A Guest Post by Michael Mooney of the Matzevah Foundation
Day two has wrapped up for the Matzevah Foundation, our core team of volunteers, three individuals from a local reintegration program, and several local residents who stepped forward to lend their hands. These community members have their own reasons for joining us—personal, deeply-felt convictions about the importance of this work. They rarely say much about it, but their quiet presence speaks volumes. Their support adds a layer of silent solidarity that is deeply moving.



Our main task today focused on continuing the physically intensive work of clearing the brush and thick overgrowth from the depressed area believed to mark the site of a mass grave—just outside Żychlin. The sunken terrain could be the final resting place of hundreds of Jews—families and children—who were massacred during the German occupation of Poland. Step by step, we’re reclaiming this space from years of neglect, trying to bring dignity to a site long obscured both by vegetation and silence. Evidence and testimonies collected over the years suggest this area may be one of many unmarked mass graves, now hidden within the landscape yet never truly forgotten.
Before the war, Żychlin was home to a thriving Jewish community, with Jews making up over 40% of the town’s population. They had their own schools, synagogues, businesses, and institutions woven into the daily life of the town. The Nazi invasion brought devastation—ghettoization, mass deportations, executions, and widespread destruction. Few Jews from Żychlin survived the war.
Later in the day, our group visited what remains of the town’s historic Jewish quarter. Only the gutted walls of a 19th-century synagogue still stand—silent and broken. The cheder (Jewish school) and mikveh (ritual bath) that once operated nearby were destroyed long ago. The courtyard is cracked pavement, overrun with weeds and scattered debris. There is no plaque. No sign. Just the vacant presence of what was once central to community life.

As we surveyed the site, a few residents peered from behind curtains or doorways, then disappeared back inside. One person reportedly remarked to a member of our team that the synagogue “should just be torn down.” Is this concern about safety and dereliction? Or is it also a quiet wish to erase uncomfortable history—to bury the memory of a tragically obliterated community? Is forgetting easier than remembering?
Near the clearing at the suspected grave site, we stumbled upon a weathered old sign—almost completely obscured by plants and exposure to the elements. The sign matches a photograph taken about eight years ago at (or near) this same location that once surfaced online. Most of the paint has worn away, but a few phrases remain legible:
– **”WSPÓLNY GRÓB”** – “In this place rest”
– **”ZAMORDOWANYCH”** – “Murdered people”
– **”W CZASIE OKUPACJI PRZEZ”** – “During the occupation by”
– One barely visible word at the bottom: **”HITLEROWCÓW,”** meaning “Nazis”

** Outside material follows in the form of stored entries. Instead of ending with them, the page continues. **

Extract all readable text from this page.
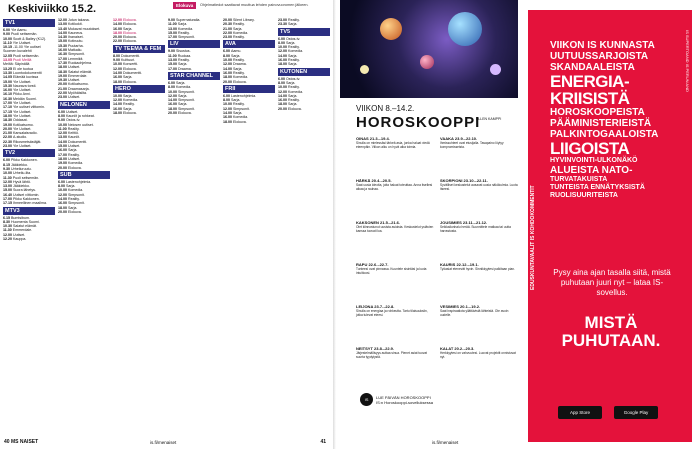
Keskiviikko 15.2.	Elokuva	Ohjelmatiedot saattavat muuttua lehden painovuoromen jälkeen.
TV1
6.00 Yle Aamu.
9.00 Puoli seitsemän.
10.00 Scott & Bailey (K12).
11.10 Yle Uutiset.
10.15 -11.00 Yle uutiset
Suomen kuvalehti
12.05 Puoli seitsemän.
13.05 Puoli Meillä
Meiltä: Säpinällä
13.25 Ei ole tuotua
13.30 Luontodokumentti
14.05 Elämää kuvissa
15.00 Yle Uutiset.
15.30 Naurava torsti.
16.00 Yle Uutiset.
16.10 Pikku Anni.
16.30 Meidän Suomi.
17.00 Yle Uutiset.
17.10 Yle uutiset viittomin.
17.15 Yle Uutiset.
18.00 Yle Uutiset.
18.30 Oddasat.
19.00 Kotikatsomo.
20.00 Yle Uutiset.
21.00 Kansalaisradio.
22.00 A-studio.
22.30 Rikosmetsästäjät.
23.00 Yle Uutiset.
TV2
6.00 Pikku Kakkonen.
8.15 Jääkiekko.
9.30 Urheiluruutu.
10.00 Urheilu-ilta.
11.30 Puoli seitsemän.
12.00 Hyvä lähtö.
13.00 Jääkiekko.
15.00 Suora lähetys.
16.40 Uutiset viittomin.
17.00 Pikku Kakkonen.
17.15 Ihmeellinen maailma.
MTV3
6.15 Bumtsibum.
8.30 Huomenta Suomi.
10.30 Salatut elämät.
11.30 Emmerdale.
12.00 Uutiset.
12.20 Kauppa.
12.00 Jutun takana.
13.00 Kotikokit.
13.40 Mukavat muutokset.
14.00 Kauneus.
14.30 Ihanaiset.
15.00 Kotiruutu.
15.30 Puutarha.
16.00 Matkailu.
16.30 Simpsonit.
17.00 Lemmikit.
17.30 Ruokaohjelma.
18.00 Uutiset.
18.30 Salatut elämät.
19.00 Emmerdale.
19.30 Uutiset.
20.00 Kotikatsomo.
21.00 Draamasarja.
22.00 Myöhäisilta.
23.00 Uutiset.
NELONEN
6.00 Uutiset.
8.00 Kauniit ja rohkeat.
9.00 Ostos-tv.
10.00 Nelosen uutiset.
11.00 Reality.
12.00 Keittiö.
13.00 Kauniit.
14.00 Dokumentti.
15.00 Uutiset.
16.00 Sarja.
17.00 Reality.
18.00 Uutiset.
19.00 Komedia.
20.00 Elokuva.
SUB
6.00 Lastenohjelmia.
8.00 Sarja.
10.00 Komedia.
12.00 Simpsonit.
14.00 Reality.
16.00 Simpsonit.
18.00 Sarja.
20.00 Elokuva.
12.00 Elokuva.
14.00 Elokuva.
16.00 Sarja.
18.00 Elokuva.
20.00 Elokuva.
22.00 Elokuva.
TV TEEMA & FEM
8.00 Dokumentti.
9.00 Kulttuuri.
10.00 Konsertti.
12.00 Elokuva.
14.00 Dokumentti.
16.00 Sarja.
18.00 Elokuva.
HERO
10.00 Sarja.
12.00 Komedia.
14.00 Reality.
16.00 Sarja.
18.00 Elokuva.
9.00 Supernaturalia.
11.00 Sarja.
13.00 Komedia.
15.00 Reality.
17.00 Simpsonit.
LIV
9.00 Sisustus.
11.00 Ruokaa.
13.00 Reality.
15.00 Sarja.
17.00 Draama.
STAR CHANNEL
6.00 Sarja.
8.00 Komedia.
10.00 Simpsonit.
12.00 Sarja.
14.00 Simpsonit.
16.00 Sarja.
18.00 Simpsonit.
20.00 Elokuva.
20.00 Silent Library.
20.30 Reality.
21.00 Sarja.
22.00 Komedia.
23.00 Reality.
AVA
6.00 Aamu.
8.00 Sarja.
10.00 Reality.
12.00 Draama.
14.00 Sarja.
16.00 Reality.
18.00 Komedia.
20.00 Elokuva.
FRII
6.00 Lastenohjelmia.
8.00 Sarja.
10.00 Reality.
12.00 Simpsonit.
14.00 Sarja.
16.00 Komedia.
18.00 Elokuva.
23.00 Reality.
23.30 Sarja.
TV5
6.00 Ostos-tv.
8.00 Sarja.
10.00 Reality.
12.00 Komedia.
14.00 Sarja.
16.00 Reality.
18.00 Sarja.
KUTONEN
6.00 Ostos-tv.
8.00 Sarja.
10.00 Reality.
12.00 Komedia.
14.00 Sarja.
16.00 Reality.
18.00 Sarja.
20.00 Elokuva.
40 MS NAISET	is.fi/menaiset
VIIKON 8.–14.2.
HOROSKOOPPI
ELLEN KAMPPI
OINAS 21.3.–19.4.
Sinulla on mielessäsi tärkeä asia, jonka haluat viedä eteenpäin. Viikon alku on hyvä aika toimia.
HÄRKÄ 20.4.–20.5.
Saat uusia ideoita, joita haluat toteuttaa. Anna itsellesi aikaa ja rauhaa.
KAKSONEN 21.5.–21.6.
Olet kiinnostunut uusista asioista. Keskustelut ystävien kanssa tuovat iloa.
RAPU 22.6.–22.7.
Tunteesi ovat pinnassa. Kuuntele sisintäsi ja luota intuitioosi.
LEIJONA 23.7.–22.8.
Sinulla on energiaa ja rohkeutta. Tartu tilaisuuksiin, jotka tulevat eteesi.
NEITSYT 23.8.–22.9.
Järjestelmällisyys auttaa sinua. Pienet asiat tuovat suurta tyydytystä.
VAAKA 23.9.–22.10.
Ihmissuhteet ovat etusijalla. Tasapaino löytyy kompromisseista.
SKORPIONI 23.10.–22.11.
Syvälliset keskustelut avaavat uusia näkökulmia. Luota itseesi.
JOUSIMIES 23.11.–21.12.
Seikkailunhalu herää. Suunnittele matkaa tai uutta harrastusta.
KAURIS 22.12.–19.1.
Työasiat etenevät hyvin. Sinnikkyytesi palkitaan pian.
VESIMIES 20.1.–19.2.
Saat inspiraatiota yllättävistä lähteistä. Ole avoin uudelle.
KALAT 20.2.–20.3.
Herkkyytesi on vahvuutesi. Luovat projektit onnistuvat nyt.
IS	LUE PÄIVÄN HOROSKOOPPI
IS:n Horoskooppi-sovelluksessa
is.fi/menaiset
41
EDUSKUNTAVAALIT IS KOHDOKOMMENTIT
IS SUPERTOAND IS PERUN AND
VIIKON IS KUNNASTA
UUTUUSSARJOISTA
SKANDAALEISTA
ENERGIA-
KRIISISTÄ
HOROSKOOPEISTA
PÄÄMINISTERIEISTÄ
PALKINTOGAALOISTA
LIIGOISTA
HYVINVOINTI-ULKONÄKÖ
ALUEISTA NATO-
TURVATAKUISTA
TUNTEISTA ENNÄTYKSISTÄ
RUOLISUURITEISTA
Pysy aina ajan tasalla siitä, mistä puhutaan juuri nyt – lataa IS-sovellus.
MISTÄ PUHUTAAN.
App Store	Google Play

This style of memorial wording is common on World War II-era markers around Poland. It typically refers to civilians—often Jews or resistance members—murdered by the Nazis and buried in unmarked sites like this one.
Even in its deteriorated state, that plaque whispers a truth: this place is hallowed ground. And while some might look away, we cannot. Our work is about remembrance, dignity, and bearing witness to what many would rather forget.
When I return home, I plan to read *Neighbors: The Destruction of the Jewish Community in Jedwabne, Poland* by Jan T. Gross. The book tells the horrifying account of how, in 1941, the Jews of Jedwabne were not killed by distant Nazis, but by their own non-Jewish neighbors in an act of unspeakable violence. The story Gross tells echoes here in Żychlin and many other towns across Poland—places once filled with Jewish life, now emptied of memory, unless someone comes to uncover it. https://amzn.to/3Ixc0rK
Tomorrow, on Day Three, we’ll begin with a sobering visit to Chełmno—the extermination camp where most of Żychlin’s Jews were murdered and incinerated for the simple “crime” of being Jewish.